The other thing occupying my time is refreshing my calculus.  About 3 weeks ago, there was a sale on udemy and I bought a couple of courses for $24, including 3 for calculus, and one for linear algebra.  Why go back over calculus?  I'd eventually like to study for the GRE, and my math is pretty rusty.  Plus, haskell has just gotten me back in the mood to get better at math.
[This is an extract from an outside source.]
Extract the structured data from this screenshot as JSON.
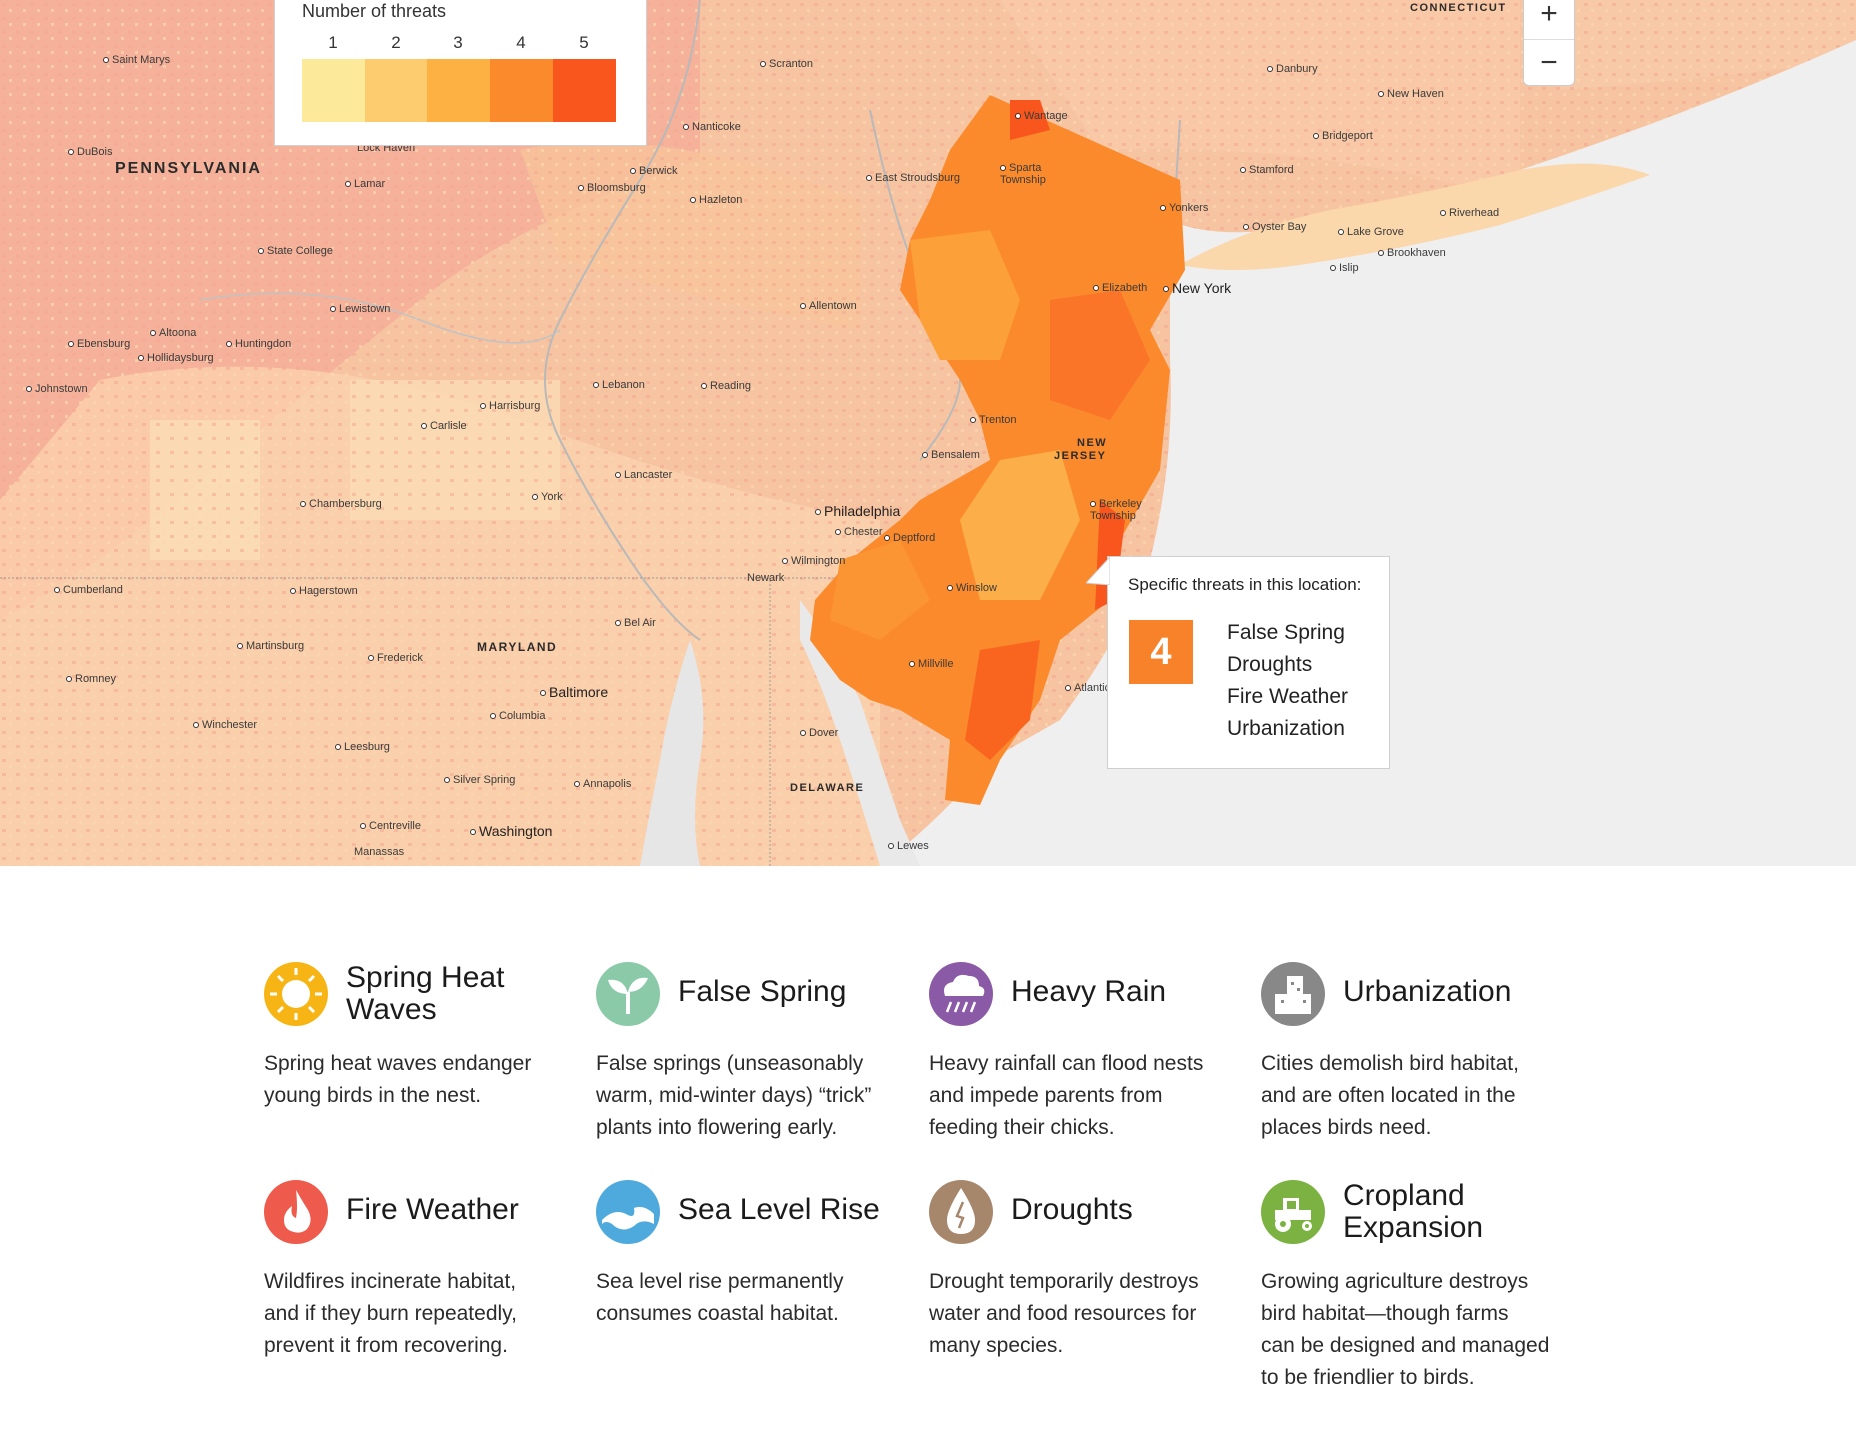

I've always felt it was a shame that I minored in math and yet in my career, I basically haven't used it.  I think people tend to denigrate languages like haskell for being too academic, and not "real world" enough.  But at least there is scientific rigor to what they are doing.  I sometimes feel that "software engineering" is a misnomer.  "Programmers" are just churning out code that hopefully works.  But there's not really an analysis of what's going on.  As Rich Hickey said about simple vs. easy, the programming world wants the "easy" way to do things.  The problem is that very often "easy" is not composable, testable, or really what we need.  The easiness is just a veneer to get something "up and running", but the minute you run into trouble, you have to descend into a sea of madness to figure out what's really going on.
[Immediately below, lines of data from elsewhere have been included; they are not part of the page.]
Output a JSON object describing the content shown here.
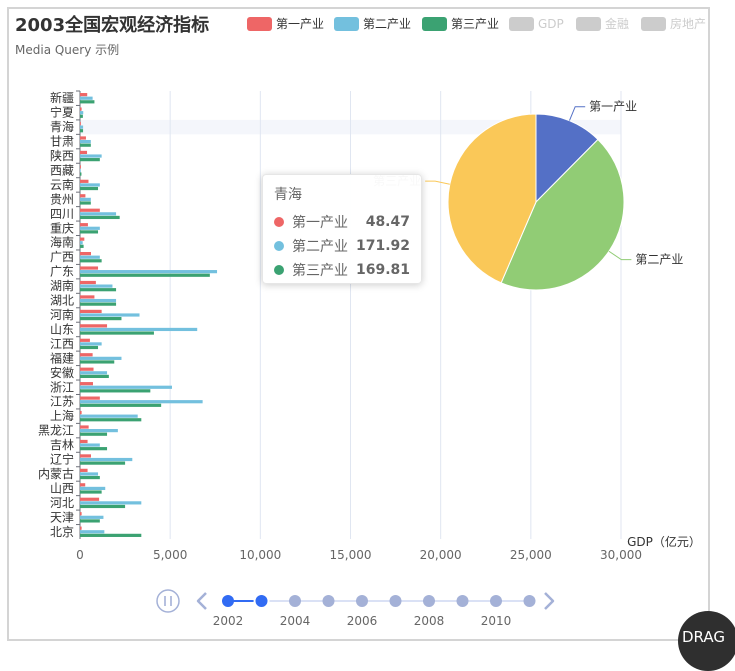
{
  "chart_data": {
    "type": "bar",
    "orientation": "horizontal",
    "title": "2003全国宏观经济指标",
    "subtitle": "Media Query 示例",
    "xlabel": "GDP（亿元）",
    "xlim": [
      0,
      30000
    ],
    "x_ticks": [
      "0",
      "5,000",
      "10,000",
      "15,000",
      "20,000",
      "25,000",
      "30,000"
    ],
    "x_tick_values": [
      0,
      5000,
      10000,
      15000,
      20000,
      25000,
      30000
    ],
    "categories": [
      "北京",
      "天津",
      "河北",
      "山西",
      "内蒙古",
      "辽宁",
      "吉林",
      "黑龙江",
      "上海",
      "江苏",
      "浙江",
      "安徽",
      "福建",
      "江西",
      "山东",
      "河南",
      "湖北",
      "湖南",
      "广东",
      "广西",
      "海南",
      "重庆",
      "四川",
      "贵州",
      "云南",
      "西藏",
      "陕西",
      "甘肃",
      "青海",
      "宁夏",
      "新疆"
    ],
    "highlight_category": "青海",
    "series": [
      {
        "name": "第一产业",
        "color": "#ee6666",
        "values": [
          90,
          90,
          1060,
          290,
          420,
          610,
          420,
          480,
          90,
          1100,
          720,
          750,
          700,
          550,
          1500,
          1200,
          800,
          880,
          1000,
          610,
          240,
          440,
          1100,
          300,
          470,
          50,
          390,
          330,
          48.47,
          90,
          400
        ]
      },
      {
        "name": "第二产业",
        "color": "#73c0de",
        "values": [
          1350,
          1300,
          3400,
          1400,
          1000,
          2900,
          1100,
          2100,
          3200,
          6800,
          5100,
          1500,
          2300,
          1200,
          6500,
          3300,
          2000,
          1800,
          7600,
          1100,
          150,
          1100,
          2000,
          600,
          1100,
          40,
          1200,
          600,
          171.92,
          180,
          700
        ]
      },
      {
        "name": "第三产业",
        "color": "#3ba272",
        "values": [
          3400,
          1100,
          2500,
          1200,
          1100,
          2500,
          1500,
          1500,
          3400,
          4500,
          3900,
          1600,
          1900,
          1000,
          4100,
          2300,
          2000,
          2000,
          7200,
          1200,
          200,
          1000,
          2200,
          600,
          1000,
          80,
          1100,
          600,
          169.81,
          160,
          800
        ]
      }
    ],
    "legend": [
      {
        "name": "第一产业",
        "color": "#ee6666",
        "active": true
      },
      {
        "name": "第二产业",
        "color": "#73c0de",
        "active": true
      },
      {
        "name": "第三产业",
        "color": "#3ba272",
        "active": true
      },
      {
        "name": "GDP",
        "color": "#cccccc",
        "active": false
      },
      {
        "name": "金融",
        "color": "#cccccc",
        "active": false
      },
      {
        "name": "房地产",
        "color": "#cccccc",
        "active": false
      }
    ],
    "pie": {
      "slices": [
        {
          "name": "第一产业",
          "value": 48.47,
          "color": "#5470c6"
        },
        {
          "name": "第二产业",
          "value": 171.92,
          "color": "#91cc75"
        },
        {
          "name": "第三产业",
          "value": 169.81,
          "color": "#fac858"
        }
      ],
      "labels": [
        "第一产业",
        "第二产业",
        "第三产业"
      ]
    },
    "tooltip": {
      "title": "青海",
      "rows": [
        {
          "name": "第一产业",
          "value": "48.47",
          "color": "#ee6666"
        },
        {
          "name": "第二产业",
          "value": "171.92",
          "color": "#73c0de"
        },
        {
          "name": "第三产业",
          "value": "169.81",
          "color": "#3ba272"
        }
      ]
    }
  },
  "timeline": {
    "years": [
      2002,
      2003,
      2004,
      2005,
      2006,
      2007,
      2008,
      2009,
      2010,
      2011
    ],
    "current_index": 1,
    "labels": [
      "2002",
      "2004",
      "2006",
      "2008",
      "2010"
    ],
    "play_icon": "pause-icon",
    "prev_icon": "chevron-left-icon",
    "next_icon": "chevron-right-icon"
  },
  "drag_button": {
    "label": "DRAG"
  }
}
The argument I hear from the dynamic programmers is that types just get in their way.  But does it?  How many times does a python programmer have to sit at a debugger, and figure out why something isn't working, only to realize they passed in the wrong type?  How many times have you cursed at a null or None because some file wasn't there that you expected or a network hiccup caused a socket timeout?  Of course, all we have is anecdotal evidence, and if we can't prove that type information, Maybe monads that eliminate null conditions, or guaranteeing when functions can produce side effects are good....why go through all that trouble?  Plus, it seems that typing out a few extra characters is just too much for some (never mind that type inference can save you a lot of typing).
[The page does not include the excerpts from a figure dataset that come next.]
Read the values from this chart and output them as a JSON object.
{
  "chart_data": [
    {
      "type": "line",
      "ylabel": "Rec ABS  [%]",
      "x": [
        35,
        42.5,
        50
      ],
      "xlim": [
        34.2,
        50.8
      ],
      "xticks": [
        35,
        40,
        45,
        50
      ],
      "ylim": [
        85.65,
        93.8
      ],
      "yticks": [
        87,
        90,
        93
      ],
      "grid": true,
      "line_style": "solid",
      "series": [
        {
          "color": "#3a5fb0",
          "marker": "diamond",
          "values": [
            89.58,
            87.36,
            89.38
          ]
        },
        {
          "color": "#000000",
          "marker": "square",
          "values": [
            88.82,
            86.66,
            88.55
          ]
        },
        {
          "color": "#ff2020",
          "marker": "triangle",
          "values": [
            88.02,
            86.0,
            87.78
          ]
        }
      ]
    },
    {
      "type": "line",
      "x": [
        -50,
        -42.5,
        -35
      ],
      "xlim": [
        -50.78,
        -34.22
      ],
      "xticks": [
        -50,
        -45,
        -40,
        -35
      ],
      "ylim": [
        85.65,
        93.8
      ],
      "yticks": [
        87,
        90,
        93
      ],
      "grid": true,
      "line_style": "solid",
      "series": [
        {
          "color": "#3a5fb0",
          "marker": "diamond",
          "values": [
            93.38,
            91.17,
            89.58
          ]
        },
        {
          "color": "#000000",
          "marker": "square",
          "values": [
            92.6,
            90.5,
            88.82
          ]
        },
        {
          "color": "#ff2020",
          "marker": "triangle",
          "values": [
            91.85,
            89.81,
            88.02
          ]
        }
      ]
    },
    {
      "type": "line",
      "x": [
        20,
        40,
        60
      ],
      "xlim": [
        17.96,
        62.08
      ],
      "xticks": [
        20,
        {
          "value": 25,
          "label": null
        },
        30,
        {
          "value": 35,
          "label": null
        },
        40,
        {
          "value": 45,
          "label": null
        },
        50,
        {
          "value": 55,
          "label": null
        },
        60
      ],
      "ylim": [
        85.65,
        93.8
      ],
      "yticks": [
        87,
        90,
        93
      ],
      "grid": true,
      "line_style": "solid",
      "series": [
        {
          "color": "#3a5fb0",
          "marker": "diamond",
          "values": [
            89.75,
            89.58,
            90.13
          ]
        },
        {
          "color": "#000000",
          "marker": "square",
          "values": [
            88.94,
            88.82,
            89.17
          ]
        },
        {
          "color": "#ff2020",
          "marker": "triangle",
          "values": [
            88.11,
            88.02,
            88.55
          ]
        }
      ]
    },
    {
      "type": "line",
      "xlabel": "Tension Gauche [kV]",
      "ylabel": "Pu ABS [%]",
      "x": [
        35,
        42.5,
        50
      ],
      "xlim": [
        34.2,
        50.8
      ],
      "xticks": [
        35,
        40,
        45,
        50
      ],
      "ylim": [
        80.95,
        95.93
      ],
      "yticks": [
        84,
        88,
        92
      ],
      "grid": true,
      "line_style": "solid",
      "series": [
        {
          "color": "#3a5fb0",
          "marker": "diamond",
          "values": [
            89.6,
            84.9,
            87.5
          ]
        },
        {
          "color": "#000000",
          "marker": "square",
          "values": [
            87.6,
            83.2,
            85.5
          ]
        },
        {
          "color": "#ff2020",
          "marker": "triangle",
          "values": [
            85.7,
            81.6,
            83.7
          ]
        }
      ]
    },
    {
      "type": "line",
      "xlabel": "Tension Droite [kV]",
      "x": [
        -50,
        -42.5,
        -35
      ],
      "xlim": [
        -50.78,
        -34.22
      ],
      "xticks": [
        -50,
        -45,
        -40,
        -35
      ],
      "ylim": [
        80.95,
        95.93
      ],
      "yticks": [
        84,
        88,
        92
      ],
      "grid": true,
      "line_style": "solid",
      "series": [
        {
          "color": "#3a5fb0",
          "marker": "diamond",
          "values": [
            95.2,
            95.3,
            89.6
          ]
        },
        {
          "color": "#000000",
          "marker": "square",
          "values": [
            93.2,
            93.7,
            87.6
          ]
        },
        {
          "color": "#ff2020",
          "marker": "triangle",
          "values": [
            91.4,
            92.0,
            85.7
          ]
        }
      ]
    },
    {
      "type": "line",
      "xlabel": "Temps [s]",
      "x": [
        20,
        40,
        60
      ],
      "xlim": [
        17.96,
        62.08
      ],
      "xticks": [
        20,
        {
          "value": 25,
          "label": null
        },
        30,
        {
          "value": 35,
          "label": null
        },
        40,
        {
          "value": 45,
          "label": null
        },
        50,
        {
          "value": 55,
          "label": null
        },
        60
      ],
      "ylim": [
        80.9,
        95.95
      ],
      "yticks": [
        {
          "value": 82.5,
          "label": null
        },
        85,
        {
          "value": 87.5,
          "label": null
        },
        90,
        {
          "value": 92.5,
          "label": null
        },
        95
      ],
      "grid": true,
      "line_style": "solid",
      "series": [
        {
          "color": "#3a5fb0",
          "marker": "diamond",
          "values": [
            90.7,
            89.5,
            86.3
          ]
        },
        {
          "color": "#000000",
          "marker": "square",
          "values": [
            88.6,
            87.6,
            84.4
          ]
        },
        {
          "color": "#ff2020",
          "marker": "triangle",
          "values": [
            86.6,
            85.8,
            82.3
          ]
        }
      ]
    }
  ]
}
I truly think we need more rigor in the software engineering world.  To give you an example, at Red Hat, they want us to do more end-to-end scenario testing.  That sounds like a reasonable goal.  After all, unit tests don't guarantee that they will work in actual usage (perhaps your mock didn't do something the real component would do).  And ditto for functional tests.  But why?  Why should a functional test pass, but in the real world fail?  It's because of impurity.  If a functional (or unit test) passes, it's because your mock essentially guaranteed a certain result.  In effect, your mock made your test more pure.  But the real world gets in the way.  Network connections time out, files disappear, a hardware resource becomes unavailable,  a module changes some singleton or other global variable, or simply some part of your data mutates due to something else.

In a pure functional language, if a functional test passes but not in the real world, you know it has to be in one of your monads.  This helps pinpoint the problem much faster.  Good luck tracking down the problem if your language doesn't explicitly point out which functions are pure and which are not.

Since haskell essentially is mathematical, I figure getting better at calculus and linear algebra will put me back into a better frame of mind.  To be honest, calculus and linear algebra actually help in the real world too.  I feel like with what I've been doing lately, all I'm doing is pushing ghostly bits in the electronic ether.  Hopefully one day I can actually do something that will provide real-world value.